I have written a full service for checking URLS and domains and so on and GSB is one aspect of checking URLs. However, now I am coming to check it, I am running my service against a list of many thousands of known bad URLs. This generates quite a lot of hits in to the hashes, which of course means that unless I have them cached in the last 30 minutes, then I have to ask the Google service for the full hashes for a particular prefix and because a lot of these URLs are in the database, it means I am generating lots of full hash requests.
I am also trying to load test my service, and so I am running the checks as fast as I can deliver them (and I have not even got to multiple processes yet). However, once i hit about 500 full hash requests (which is pretty quickly in this case of course), then the call always returns 503 - Service unavailable, at least for a while.
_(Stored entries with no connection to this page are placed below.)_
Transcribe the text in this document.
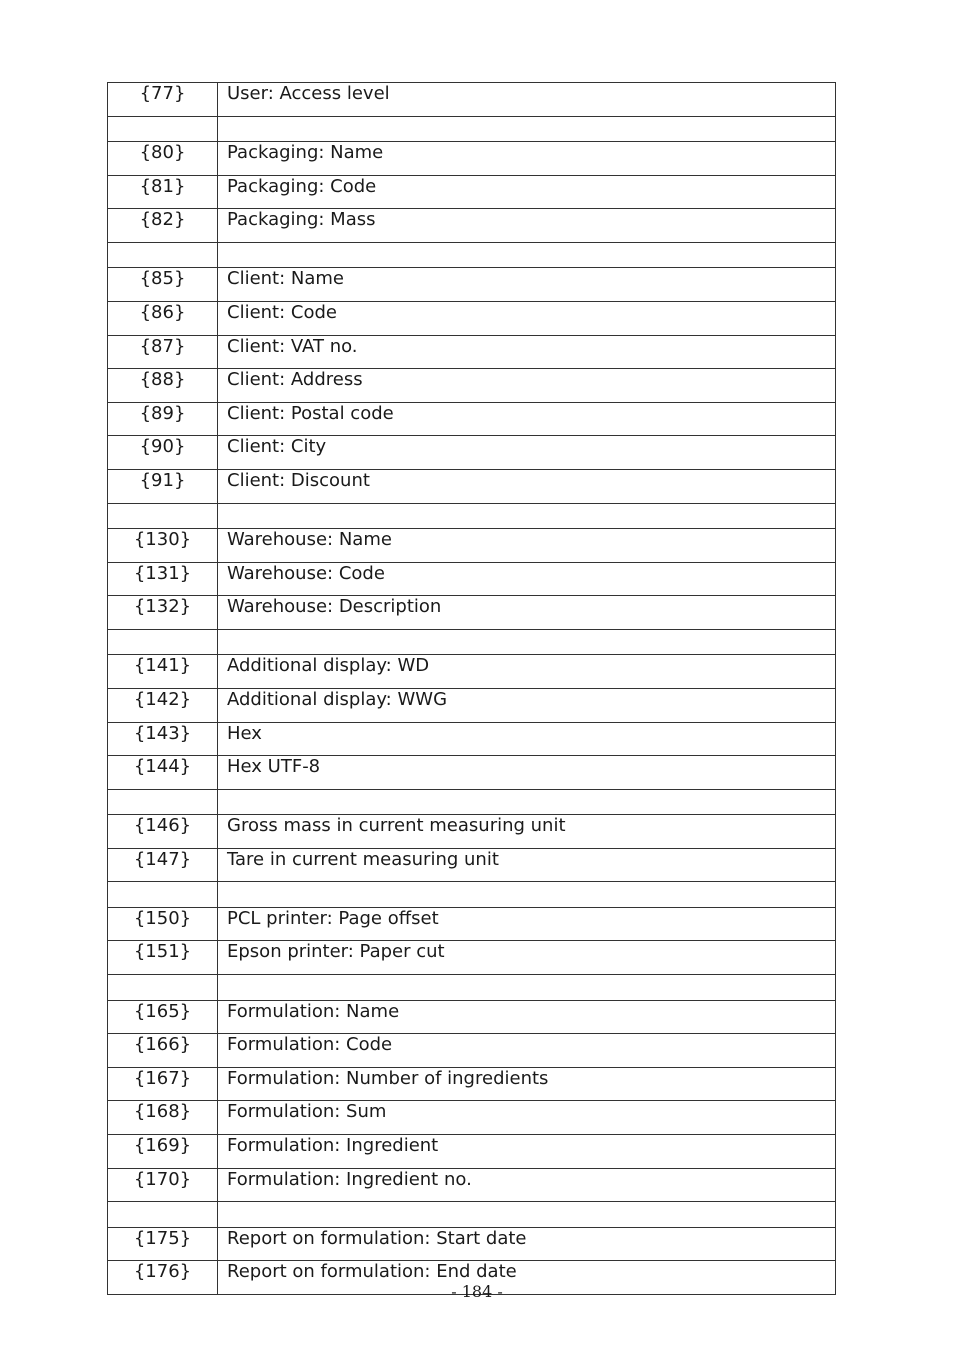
{77}	User: Access level

{80}	Packaging: Name
{81}	Packaging: Code
{82}	Packaging: Mass

{85}	Client: Name
{86}	Client: Code
{87}	Client: VAT no.
{88}	Client: Address
{89}	Client: Postal code
{90}	Client: City
{91}	Client: Discount

{130}	Warehouse: Name
{131}	Warehouse: Code
{132}	Warehouse: Description

{141}	Additional display: WD
{142}	Additional display: WWG
{143}	Hex
{144}	Hex UTF-8

{146}	Gross mass in current measuring unit
{147}	Tare in current measuring unit

{150}	PCL printer: Page offset
{151}	Epson printer: Paper cut

{165}	Formulation: Name
{166}	Formulation: Code
{167}	Formulation: Number of ingredients
{168}	Formulation: Sum
{169}	Formulation: Ingredient
{170}	Formulation: Ingredient no.

{175}	Report on formulation: Start date
{176}	Report on formulation: End date
- 184 -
So, I know that we are supposed to back off on requesting updates for the hashes and so on if a 503 occurs, and that is all implemented. But if the request for full hashes is going to fail, and we are supposed to back off from asking for more for minutes or hours, then it means it is impossible to create a real life system around GSB. It can work for a few users, where of course most of the requests will not be with malicious URLs, but I am looking eventually at lots of servers. And they will all appear to come from one IP address behind a NAT server.
So, assuming that I getting the 503 error because it thinks I am making too many requests, is there any way for me to request that the full hash requests are not throttled? I know that some people probably abuse it and go through all the prefixes asking for all the full hashes immediately, but I am definitely not doing that.
It seems that there is an ability to request more usage for the query API, but I don't see anything about the Protocol v2 system. Perhaps this limit was just not thought through and I am the first person to be load testing an array of servers with a list of URLs that generate many hits?
Thanks for any help,
Jim
I will email this to the usage request email for the lookup API, in case it is the same person that would deal with this :)